I'm looking forward to your list! It's exactly the kind of books I want for my daughter.

erin e. kono

MotherReader said...

Thanks for the MotherReader mention.

For a little while now I've been looking for books that feature African-American children without being an issue book, and that's hard. Now after looking around a bit, I think it is even more difficult to find books where the main character is Asian American and race isn't the focus of the book. I did find a couple for you.

Butterflies for Kiri by Cathryn Falwall. A picture book where the girl receives an origami set as a gift, but can't do it. Tries and tries and finally succeeds. Origami is in it - like Lissy's Friends - but no overt mention of her culture.

Raymond's Perfect Present by Therese Louie - I'm not even totally sure the character is Asian American, except that the illustrator is and that a review talks about "subtly drawn" asian features. Picture book about a boy who works on a present for his sick mother.

Mama Bear by Chyng Feng Sun - I haven't read this for a while, but while the mom works in a Chinese restraurant, I think the whole thing is about the girl who works to buy something she really wants.
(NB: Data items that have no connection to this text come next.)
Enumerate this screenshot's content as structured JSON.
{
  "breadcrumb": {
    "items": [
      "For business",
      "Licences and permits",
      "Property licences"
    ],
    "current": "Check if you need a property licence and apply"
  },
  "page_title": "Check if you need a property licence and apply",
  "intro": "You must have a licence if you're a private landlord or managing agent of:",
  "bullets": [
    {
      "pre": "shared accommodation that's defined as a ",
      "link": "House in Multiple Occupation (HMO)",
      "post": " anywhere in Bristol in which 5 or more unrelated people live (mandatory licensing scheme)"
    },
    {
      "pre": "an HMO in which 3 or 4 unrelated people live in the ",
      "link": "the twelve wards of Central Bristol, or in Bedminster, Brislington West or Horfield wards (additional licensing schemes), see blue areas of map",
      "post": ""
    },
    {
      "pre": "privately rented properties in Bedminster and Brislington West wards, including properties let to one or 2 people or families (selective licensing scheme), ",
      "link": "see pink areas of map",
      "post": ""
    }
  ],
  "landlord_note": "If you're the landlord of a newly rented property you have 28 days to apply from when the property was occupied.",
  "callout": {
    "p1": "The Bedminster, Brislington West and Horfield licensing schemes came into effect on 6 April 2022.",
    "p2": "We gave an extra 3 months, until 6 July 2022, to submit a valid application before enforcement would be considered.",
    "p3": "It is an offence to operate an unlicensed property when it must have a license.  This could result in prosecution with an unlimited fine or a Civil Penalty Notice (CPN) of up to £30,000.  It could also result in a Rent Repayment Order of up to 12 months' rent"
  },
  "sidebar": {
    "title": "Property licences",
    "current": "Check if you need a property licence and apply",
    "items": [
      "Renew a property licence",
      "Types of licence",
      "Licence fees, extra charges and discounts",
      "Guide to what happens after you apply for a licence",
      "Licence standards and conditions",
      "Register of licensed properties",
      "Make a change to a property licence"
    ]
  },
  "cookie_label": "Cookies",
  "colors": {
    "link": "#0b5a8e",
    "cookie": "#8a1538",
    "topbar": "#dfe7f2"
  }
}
Picture book.

Moon Runner by Carolyn Marsden I believe the source of conflict in this book is the character's relationship with her friends, but she is Asian.

Skunk Scout and Later, Gator by Laurence Yep
Haven't read these, but the boys live in Chinatown (not sure which one) and it seems to focus on standard kid issues, not culture issues.

annie said...

I'm off on other shores so I can't get to libraries or bookstores to look, but I thought that perhaps you should look at books from Children's Press or Lee & Low.

trisha said...

Fresh Off the Boat by Melissa de la Cruz? It's been a couple of years since I read it so I could be totally wrong, but I remember Vicenza's issues as having more to do with being an immigrant and a change in social status than race. And if you're including hapa characters in YA books, Fly on the Wall by E. Lockhart.

Thanks so much for this post. I also would love to see more books in which race is not the point. It seems like all the books with Asian-American protagonists that I come across are about someone discriminated against, ashamed of their heritage, a first or second generation American, or visiting the mother country...

trisha said...

And Name Me Nobody by Lois-Ann Yamanaka!

bookbk said...

Umbrella, by Taro Yashima

and in the chapter book category, there everyone's favorite genius, Millicent Min!

Rita said...

Shucks! The ones I was going to mention are already here! (Millicent Min, and . . . it's not an issue in Stanford Wong, either, is it? I don't think so!!). Also, I thought of Elaine in Shug right away, too, even though I knew she wasn't what you meant. (Yay, Alvina!)

Actually, I thought about this with Shug a lot. I just finished it last week (loved it insanely) and kept turning over in my mind, What if the main character had been the Asian? Would that have distracted us from the joy and simplicity of the story itself?

I ended up concluding yes, probably. Though I would love to know what others think.

I'm also glad to see MotherReader's mentions here, because I recently read Raymond's Perfect Present and Butterflies for Kiri. Great examples!!

I am always interested in this issue.

I'll check back to see what everyone else comes up with!

Re: Shug, it's always hard to imagine a book written any other way once it's been written so perfectly. So I know it's not a fair question.

Rita said...

Oh, what about Dragon Dancing, by Carole Lexa Schaefer and illus. by Pierr Morgan? It's a multicultural picture book and not exactly about a non-culture-specific situation, but it's never directly about being Asian, either (although the character's name is Mei Lin and it's clear she is).

I like that book. :)

r

Anonymous said...

what is vicenza's last name in this book?